Here are some more robots for your viewing pleasure. The WowWee line up of family-friendly robots is truly amazing. Check out this short video overview. I had a chance to see the Robosapien in action too (play short video).

But I am not so sure the RoboSapien has anything on what I saw at the Mech RC booth—the most agile and programmable robot yet. The Mech RC can dance, jump, and even lift itself up if it falls. It comes with a remote and PC software that lets you create new moves out of macros of very finite movements of each robot body part.
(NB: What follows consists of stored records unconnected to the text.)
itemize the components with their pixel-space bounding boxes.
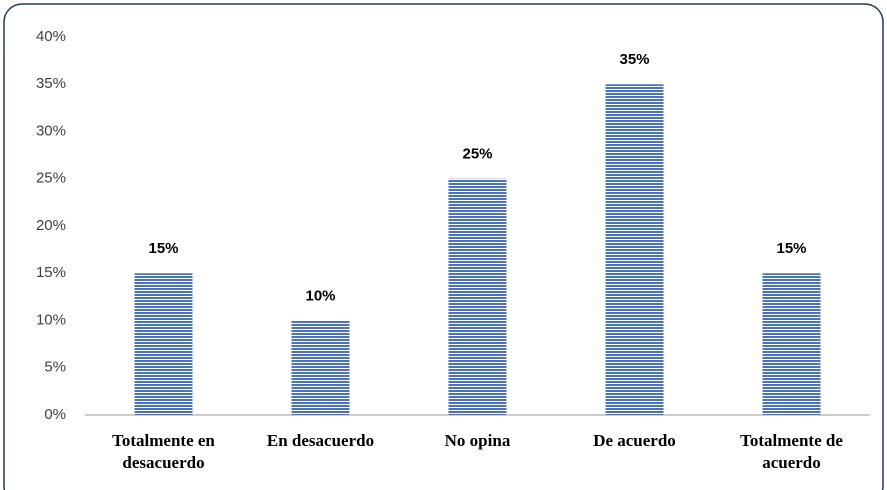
x-tick-label: De acuerdo bbox=[593, 431, 676, 450]
y-tick-label: 5% bbox=[44, 359, 66, 376]
bar bbox=[291, 320, 350, 415]
y-tick-label: 10% bbox=[36, 311, 66, 328]
x-tick-label: Totalmente en desacuerdo bbox=[112, 431, 215, 472]
data-label: 15% bbox=[776, 240, 806, 257]
data-label: 15% bbox=[148, 240, 178, 257]
y-tick-label: 20% bbox=[36, 217, 66, 234]
y-tick-label: 0% bbox=[44, 406, 66, 423]
x-tick-label: Totalmente de acuerdo bbox=[740, 431, 843, 472]
x-tick-label: No opina bbox=[444, 431, 511, 450]
data-label: 25% bbox=[462, 146, 492, 163]
bar bbox=[134, 273, 193, 415]
y-tick-label: 40% bbox=[36, 28, 66, 45]
x-tick-label: En desacuerdo bbox=[266, 431, 375, 450]
bar bbox=[448, 178, 507, 415]
data-label: 10% bbox=[305, 287, 335, 304]
bar bbox=[762, 273, 821, 415]
y-tick-label: 35% bbox=[36, 75, 66, 92]
frame bbox=[3, 3, 884, 490]
y-tick-label: 25% bbox=[36, 170, 66, 187]
y-tick-label: 15% bbox=[36, 264, 66, 281]
y-tick-label: 30% bbox=[36, 122, 66, 139]
bar bbox=[605, 84, 664, 415]
data-label: 35% bbox=[619, 51, 649, 68]
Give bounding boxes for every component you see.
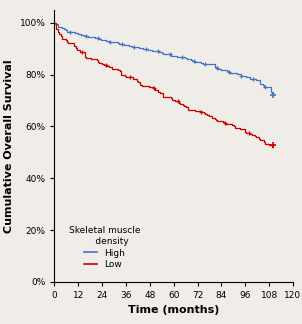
Legend: High, Low: High, Low [66, 224, 143, 272]
X-axis label: Time (months): Time (months) [128, 306, 219, 316]
Y-axis label: Cumulative Overall Survival: Cumulative Overall Survival [4, 59, 14, 233]
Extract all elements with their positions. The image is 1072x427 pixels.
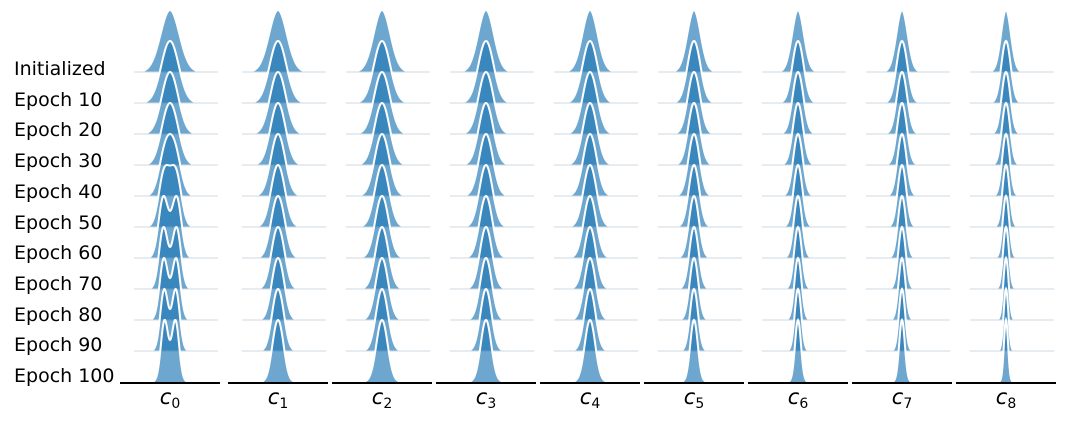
column-subscript: 7 [903,396,913,412]
row-label: Epoch 70 [14,272,103,295]
row-label: Epoch 10 [14,88,103,111]
column-subscript: 6 [799,396,809,412]
column-symbol: c [159,385,172,409]
ridge-area [120,289,220,351]
ridge-area [228,320,328,382]
ridge-area [120,227,220,289]
column-label: c7 [882,385,922,412]
row-label: Epoch 60 [14,242,103,265]
ridge-area [540,320,640,382]
column-symbol: c [371,385,384,409]
column-label: c5 [674,385,714,412]
column-subscript: 3 [487,396,497,412]
column-subscript: 2 [383,396,393,412]
column-symbol: c [787,385,800,409]
ridge-area [748,320,848,382]
column-label: c0 [150,385,190,412]
ridge-area [852,320,952,382]
column-symbol: c [995,385,1008,409]
column-subscript: 0 [171,396,181,412]
ridge-area [644,320,744,382]
ridge-area [332,320,432,382]
column-symbol: c [475,385,488,409]
column-label: c4 [570,385,610,412]
column-label: c1 [258,385,298,412]
row-label: Initialized [14,58,106,80]
ridge-area [436,320,536,382]
row-label: Epoch 50 [14,211,103,234]
column-symbol: c [267,385,280,409]
column-subscript: 5 [695,396,705,412]
column-label: c8 [986,385,1026,412]
column-subscript: 8 [1007,396,1017,412]
ridge-area [120,196,220,258]
column-symbol: c [891,385,904,409]
row-label: Epoch 30 [14,150,103,173]
ridge-area [120,258,220,320]
column-label: c3 [466,385,506,412]
row-label: Epoch 20 [14,119,103,142]
column-subscript: 1 [279,396,289,412]
row-label: Epoch 80 [14,303,103,326]
row-label: Epoch 40 [14,180,103,203]
column-symbol: c [579,385,592,409]
row-label: Epoch 90 [14,334,103,357]
ridge-area [956,320,1056,382]
column-label: c2 [362,385,402,412]
column-symbol: c [683,385,696,409]
ridge-area [120,320,220,382]
column-subscript: 4 [591,396,601,412]
row-label: Epoch 100 [14,365,115,387]
ridge-area [120,165,220,227]
column-label: c6 [778,385,818,412]
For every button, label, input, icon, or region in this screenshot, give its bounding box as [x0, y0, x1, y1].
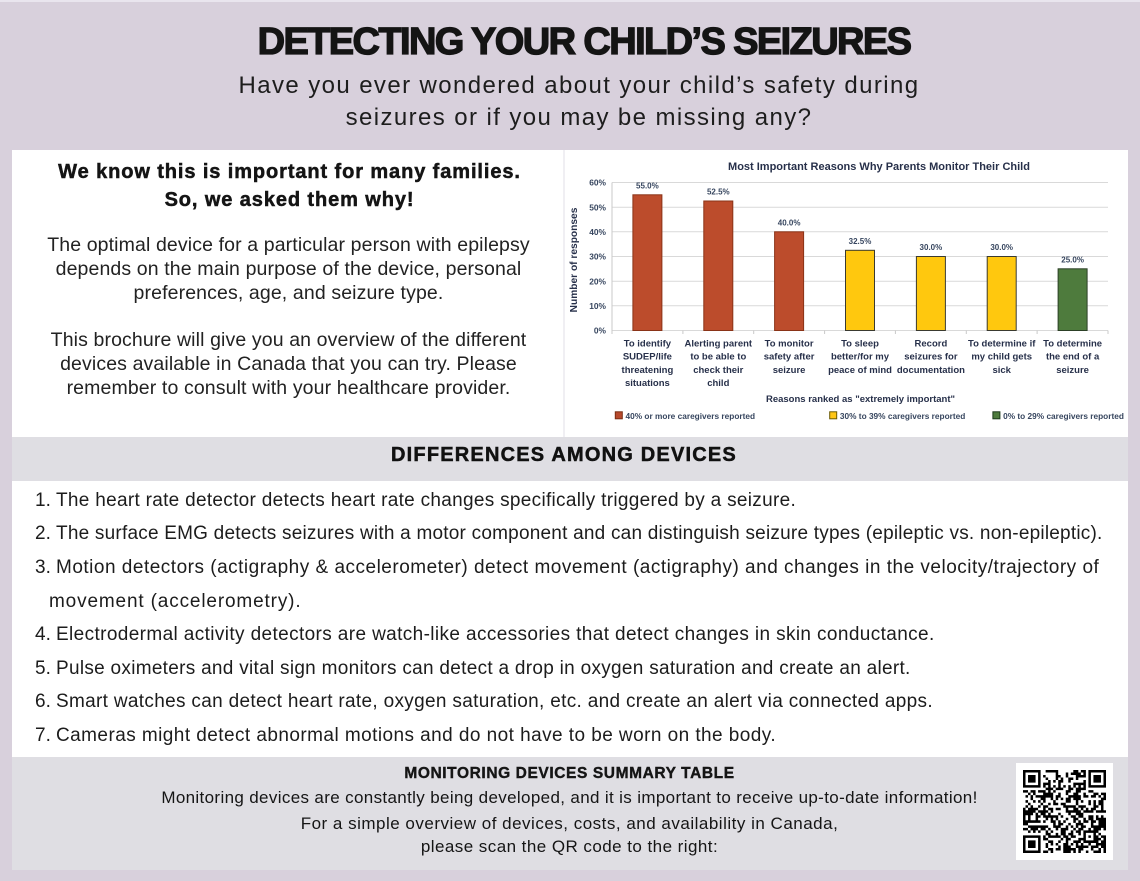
svg-text:25.0%: 25.0% — [1061, 255, 1084, 264]
svg-text:To identify: To identify — [624, 339, 672, 350]
svg-text:30% to 39% caregivers reported: 30% to 39% caregivers reported — [840, 411, 965, 421]
svg-text:to be able to: to be able to — [690, 352, 746, 363]
svg-text:0% to 29% caregivers reported: 0% to 29% caregivers reported — [1003, 411, 1124, 421]
svg-text:60%: 60% — [589, 178, 606, 188]
svg-text:To monitor: To monitor — [765, 339, 814, 350]
svg-text:threatening: threatening — [622, 365, 674, 376]
svg-text:sick: sick — [992, 365, 1011, 376]
svg-text:check their: check their — [693, 365, 743, 376]
svg-text:my child gets: my child gets — [971, 352, 1032, 363]
svg-text:To determine if: To determine if — [968, 339, 1036, 350]
svg-text:seizures for: seizures for — [904, 352, 958, 363]
svg-text:To sleep: To sleep — [841, 339, 879, 350]
svg-text:30%: 30% — [589, 252, 606, 262]
svg-text:52.5%: 52.5% — [707, 188, 730, 197]
svg-text:situations: situations — [625, 378, 670, 389]
svg-text:SUDEP/life: SUDEP/life — [623, 352, 672, 363]
svg-text:seizure: seizure — [1056, 365, 1089, 376]
svg-text:10%: 10% — [589, 301, 606, 311]
svg-text:To determine: To determine — [1043, 339, 1102, 350]
svg-text:Reasons ranked as "extremely i: Reasons ranked as "extremely important" — [766, 394, 955, 405]
svg-text:40% or more caregivers reporte: 40% or more caregivers reported — [626, 411, 756, 421]
svg-text:child: child — [707, 378, 729, 389]
svg-text:documentation: documentation — [897, 365, 965, 376]
svg-text:55.0%: 55.0% — [636, 181, 659, 190]
svg-text:the end of a: the end of a — [1046, 352, 1100, 363]
svg-text:20%: 20% — [589, 276, 606, 286]
svg-text:peace of mind: peace of mind — [828, 365, 892, 376]
svg-text:seizure: seizure — [773, 365, 806, 376]
svg-text:50%: 50% — [589, 202, 606, 212]
svg-text:40%: 40% — [589, 227, 606, 237]
svg-text:Record: Record — [915, 339, 948, 350]
svg-text:32.5%: 32.5% — [849, 237, 872, 246]
svg-text:30.0%: 30.0% — [920, 243, 943, 252]
svg-text:Number of responses: Number of responses — [569, 207, 580, 312]
svg-text:0%: 0% — [594, 326, 607, 336]
svg-text:30.0%: 30.0% — [990, 243, 1013, 252]
svg-text:Most Important Reasons Why Par: Most Important Reasons Why Parents Monit… — [728, 161, 1030, 173]
svg-text:40.0%: 40.0% — [778, 218, 801, 227]
svg-text:better/for my: better/for my — [831, 352, 890, 363]
svg-text:safety after: safety after — [764, 352, 815, 363]
svg-text:Alerting parent: Alerting parent — [685, 339, 753, 350]
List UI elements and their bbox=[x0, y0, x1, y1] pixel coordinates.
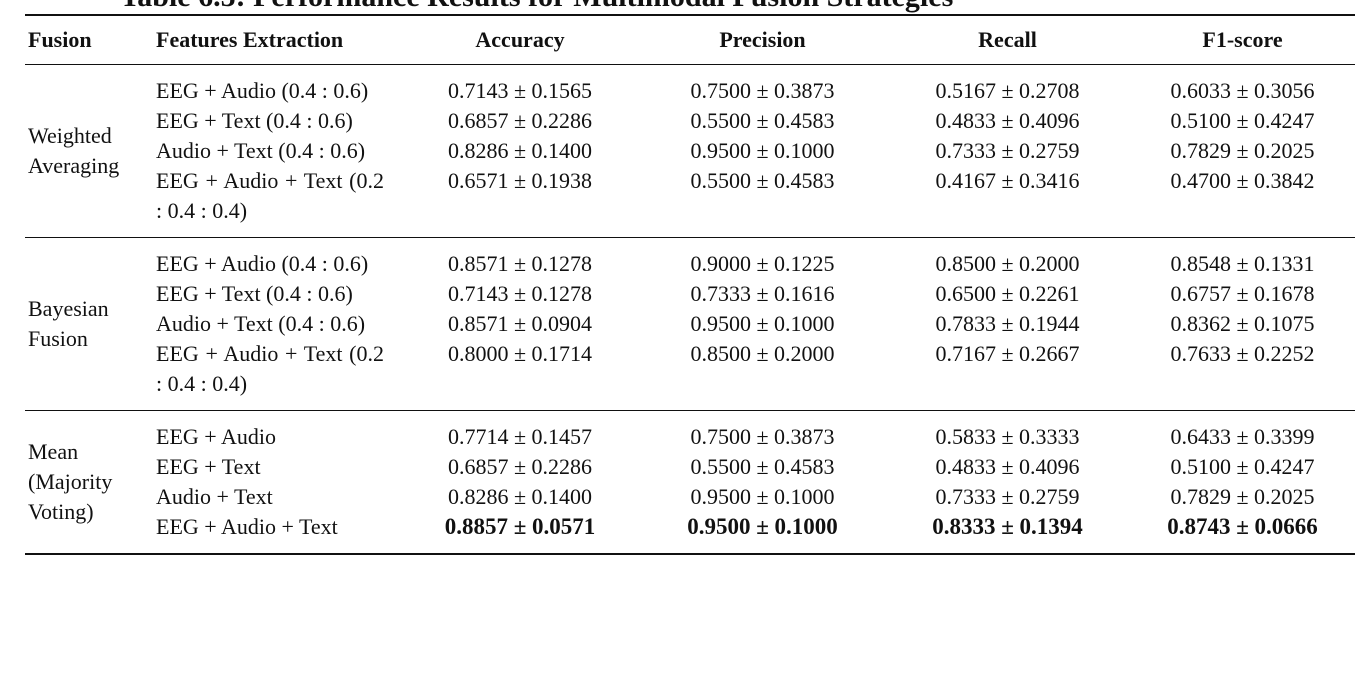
metric-cell: 0.7833 ± 0.1944 bbox=[935, 311, 1080, 336]
metric-cell: 0.7333 ± 0.2759 bbox=[935, 138, 1080, 163]
metric-cell: 0.9500 ± 0.1000 bbox=[690, 138, 835, 163]
metric-cell: 0.9500 ± 0.1000 bbox=[690, 484, 835, 509]
features-cell: EEG + Audio + Text bbox=[156, 514, 338, 539]
metric-cell: 0.9000 ± 0.1225 bbox=[690, 251, 835, 276]
table-row: EEG + Text (0.4 : 0.6) 0.6857 ± 0.2286 0.5… bbox=[25, 106, 1355, 136]
metric-cell: 0.6857 ± 0.2286 bbox=[447, 108, 593, 133]
header-cell: Accuracy bbox=[475, 27, 565, 52]
group-label: Bayesian Fusion bbox=[28, 296, 109, 351]
metric-cell: 0.7500 ± 0.3873 bbox=[690, 78, 835, 103]
metric-cell: 0.8286 ± 0.1400 bbox=[447, 138, 593, 163]
metric-cell: 0.7143 ± 0.1565 bbox=[447, 78, 593, 103]
metric-cell: 0.7714 ± 0.1457 bbox=[447, 424, 593, 449]
table-row: Weighted Averaging EEG + Audio (0.4 : 0.6… bbox=[25, 65, 1355, 178]
metric-cell: 0.8000 ± 0.1714 bbox=[447, 341, 593, 366]
header-cell: F1-score bbox=[1202, 27, 1283, 52]
metric-cell: 0.8857 ± 0.0571 bbox=[444, 514, 596, 539]
metric-cell: 0.6433 ± 0.3399 bbox=[1170, 424, 1315, 449]
metric-cell: 0.8743 ± 0.0666 bbox=[1167, 514, 1318, 539]
metric-cell: 0.7333 ± 0.1616 bbox=[690, 281, 835, 306]
metric-cell: 0.7167 ± 0.2667 bbox=[935, 341, 1080, 366]
metric-cell: 0.6033 ± 0.3056 bbox=[1170, 78, 1315, 103]
table-row: EEG + Audio + Text (0.2 : 0.4 : 0.4) 0.80… bbox=[25, 339, 1355, 411]
metric-cell: 0.6571 ± 0.1938 bbox=[447, 168, 593, 193]
features-cell: EEG + Audio + Text (0.2 : 0.4 : 0.4) bbox=[156, 341, 384, 396]
table-row: EEG + Text 0.6857 ± 0.2286 0.5500 ± 0.4583… bbox=[25, 452, 1355, 482]
metric-cell: 0.7633 ± 0.2252 bbox=[1170, 341, 1315, 366]
table-row: Mean (Majority Voting) EEG + Audio 0.7714 … bbox=[25, 411, 1355, 524]
metric-cell: 0.8571 ± 0.0904 bbox=[447, 311, 593, 336]
metric-cell: 0.7500 ± 0.3873 bbox=[690, 424, 835, 449]
row-group: Mean (Majority Voting) EEG + Audio 0.7714 … bbox=[25, 411, 1355, 554]
features-cell: EEG + Text (0.4 : 0.6) bbox=[156, 108, 353, 133]
group-label: Weighted Averaging bbox=[28, 123, 120, 178]
table-row: Bayesian Fusion EEG + Audio (0.4 : 0.6) 0.… bbox=[25, 238, 1355, 351]
header-cell: Precision bbox=[719, 27, 806, 52]
metric-cell: 0.8500 ± 0.2000 bbox=[935, 251, 1080, 276]
metric-cell: 0.4167 ± 0.3416 bbox=[935, 168, 1080, 193]
metric-cell: 0.8333 ± 0.1394 bbox=[932, 514, 1083, 539]
metric-cell: 0.5833 ± 0.3333 bbox=[935, 424, 1080, 449]
metric-cell: 0.7829 ± 0.2025 bbox=[1170, 484, 1315, 509]
metric-cell: 0.5500 ± 0.4583 bbox=[690, 168, 835, 193]
metric-cell: 0.5100 ± 0.4247 bbox=[1170, 454, 1315, 479]
table-header: Fusion Features Extraction Accuracy Precisi… bbox=[25, 15, 1355, 65]
metric-cell: 0.4833 ± 0.4096 bbox=[935, 108, 1080, 133]
row-group: Weighted Averaging EEG + Audio (0.4 : 0.6… bbox=[25, 65, 1355, 238]
group-label: Mean (Majority Voting) bbox=[28, 439, 113, 524]
metric-cell: 0.5500 ± 0.4583 bbox=[690, 108, 835, 133]
metric-cell: 0.6500 ± 0.2261 bbox=[935, 281, 1080, 306]
features-cell: EEG + Audio bbox=[156, 424, 276, 449]
metric-cell: 0.9500 ± 0.1000 bbox=[687, 514, 838, 539]
metric-cell: 0.8548 ± 0.1331 bbox=[1170, 251, 1315, 276]
metric-cell: 0.5100 ± 0.4247 bbox=[1170, 108, 1315, 133]
caption: Table 6.5: Performance Results for Multi… bbox=[120, 0, 953, 14]
metric-cell: 0.7143 ± 0.1278 bbox=[447, 281, 593, 306]
table-row: EEG + Audio + Text 0.8857 ± 0.0571 0.9500 … bbox=[25, 512, 1355, 554]
metric-cell: 0.6757 ± 0.1678 bbox=[1170, 281, 1315, 306]
header-cell: Fusion bbox=[28, 27, 92, 52]
header-cell: Features Extraction bbox=[156, 27, 344, 52]
table-row: EEG + Text (0.4 : 0.6) 0.7143 ± 0.1278 0.7… bbox=[25, 279, 1355, 309]
header-cell: Recall bbox=[978, 27, 1037, 52]
features-cell: Audio + Text bbox=[156, 484, 273, 509]
header-row: Fusion Features Extraction Accuracy Precisi… bbox=[25, 15, 1355, 65]
table-row: Audio + Text 0.8286 ± 0.1400 0.9500 ± 0.10… bbox=[25, 482, 1355, 512]
features-cell: Audio + Text (0.4 : 0.6) bbox=[156, 311, 366, 336]
metric-cell: 0.6857 ± 0.2286 bbox=[447, 454, 593, 479]
features-cell: EEG + Audio (0.4 : 0.6) bbox=[156, 251, 369, 276]
metric-cell: 0.8362 ± 0.1075 bbox=[1170, 311, 1315, 336]
metric-cell: 0.8500 ± 0.2000 bbox=[690, 341, 835, 366]
table-row: EEG + Audio + Text (0.2 : 0.4 : 0.4) 0.65… bbox=[25, 166, 1355, 238]
features-cell: EEG + Audio + Text (0.2 : 0.4 : 0.4) bbox=[156, 168, 384, 223]
features-cell: EEG + Text bbox=[156, 454, 261, 479]
metric-cell: 0.5167 ± 0.2708 bbox=[935, 78, 1080, 103]
features-cell: Audio + Text (0.4 : 0.6) bbox=[156, 138, 366, 163]
metric-cell: 0.9500 ± 0.1000 bbox=[690, 311, 835, 336]
table-row: Audio + Text (0.4 : 0.6) 0.8571 ± 0.0904 0… bbox=[25, 309, 1355, 339]
table-row: Audio + Text (0.4 : 0.6) 0.8286 ± 0.1400 0… bbox=[25, 136, 1355, 166]
row-group: Bayesian Fusion EEG + Audio (0.4 : 0.6) 0.… bbox=[25, 238, 1355, 411]
metric-cell: 0.7829 ± 0.2025 bbox=[1170, 138, 1315, 163]
metric-cell: 0.4833 ± 0.4096 bbox=[935, 454, 1080, 479]
metric-cell: 0.8286 ± 0.1400 bbox=[447, 484, 593, 509]
results-table: Fusion Features Extraction Accuracy Precisi… bbox=[25, 14, 1355, 555]
metric-cell: 0.5500 ± 0.4583 bbox=[690, 454, 835, 479]
metric-cell: 0.4700 ± 0.3842 bbox=[1170, 168, 1315, 193]
features-cell: EEG + Text (0.4 : 0.6) bbox=[156, 281, 353, 306]
metric-cell: 0.7333 ± 0.2759 bbox=[935, 484, 1080, 509]
metric-cell: 0.8571 ± 0.1278 bbox=[447, 251, 593, 276]
features-cell: EEG + Audio (0.4 : 0.6) bbox=[156, 78, 369, 103]
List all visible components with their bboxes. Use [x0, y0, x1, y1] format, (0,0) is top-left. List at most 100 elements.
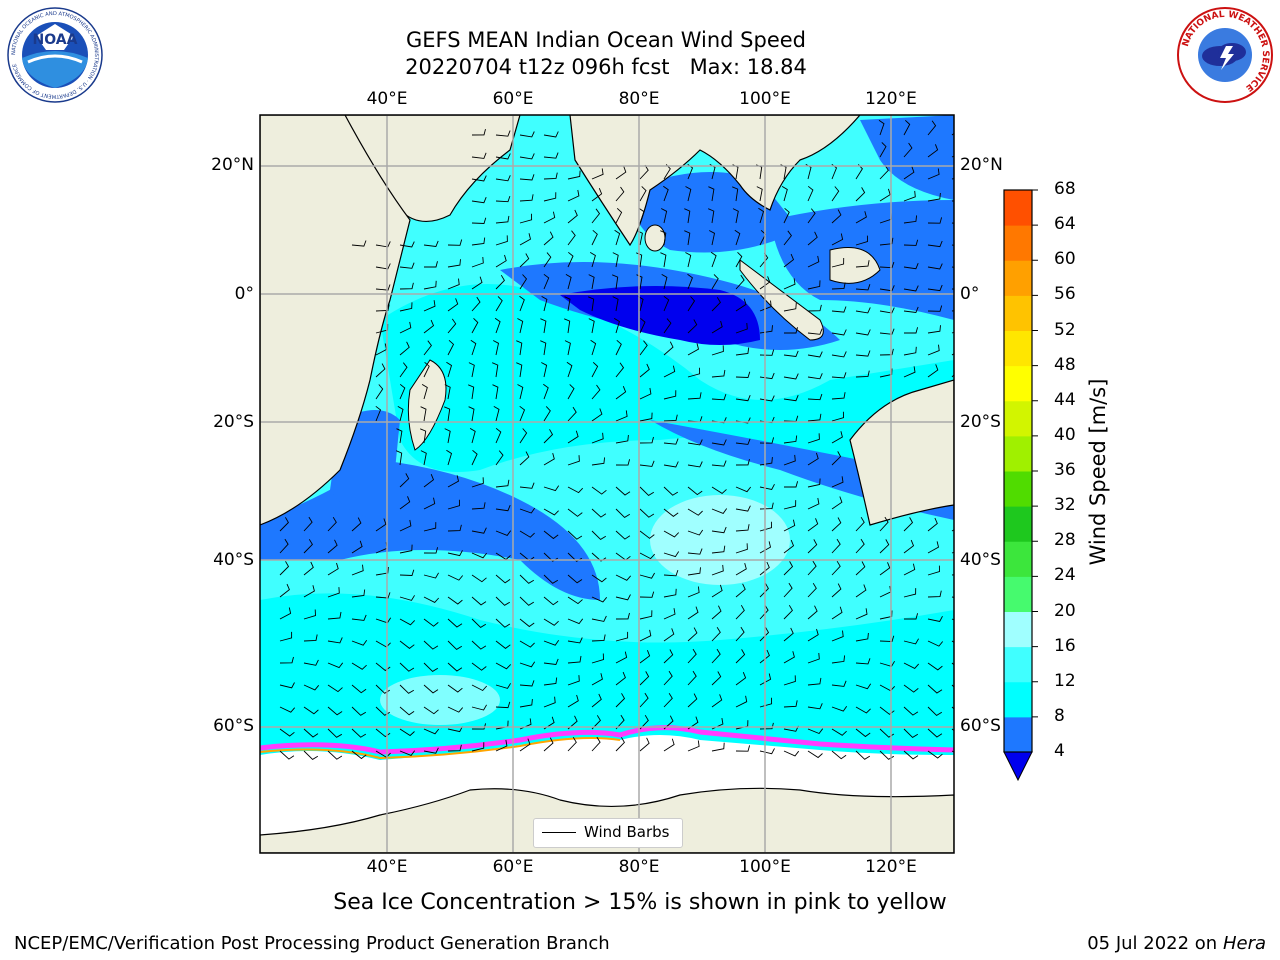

Unfortunately, the Mech RC folks are still looking for a retail partner in the U.S. so we will have to wait to see this one at BestBuy.

For a mere $39.99, I could see my daughters enjoying WowWee’s flying Tinkerbell. But what caught my eye was WowWee’s version of iRobot’s ConnectR robot- the $299.99 Rovio (play video). It performs pretty much the same functions as the ConnectR, but with a sleeker non-vacuum looking design. I would have to see them both in action to recommend one however, since battery life, range, video/voice quality and durability should all factor into the decision to buy.


If you want a top of the line “virtual presence” robot and have the means to drop about $30,000, then the only choice for you is AnyBots’ QA robot (view CES unveiling presentation). QA has the added benefit of being off the floor for a birds-eye view and has a screen so folks can also see you remotely, rather than just hear you. AnyBots is marketing QA to the corporate market as a sort of advanced video conferencing alternative, but I also see strong possibilities in the security monitoring, retail customer service, and high-end hotel concierge markets.

One final psuedo-robot worth taking a look at: Novint's Falcon. While most robots are still learning to dance, sing, or virtually interact with people via the Internet, attention to one of the five human senses has been mostly lacking until now-- the sense of touch. Sure, there are various "biofeedback" game controllers. Most of them provide vibration or recoil during shooting or racing games, and while they add dimension to play, they are pretty gimicky. Novint's Falcon adds a level of realism and sensitivity to the experience that is almost scary. I sat down with the Falcon. At first glance it looked pretty clunky and I was wondering who gave Novint their funding. But then I became a believer. The sense of swinging a ball or touching a rough or sandpapery surface in a virtual world was true to life. If I closed my eyes it felt like my own hand was performing these actions-- I felt it in my hands and my fingers. The final coup however was when I extended my virtual hand behind a surface and could feel my way around without "looking", a feat no ordinary game controller could accomplish. The Falcon will find a ready audience in the gaming world and probably also in the scientific and medical realms as well. They don't do justice to the device, but these videos give you some more context from Novint's CEO:

>Novint Falcon 1

; Novint Falcon 2.

It was good to see lots of attention to both mass-market and high-end robotic technology at CES. This space will continue to evolve and find new ways to help or amuse us at home or at work.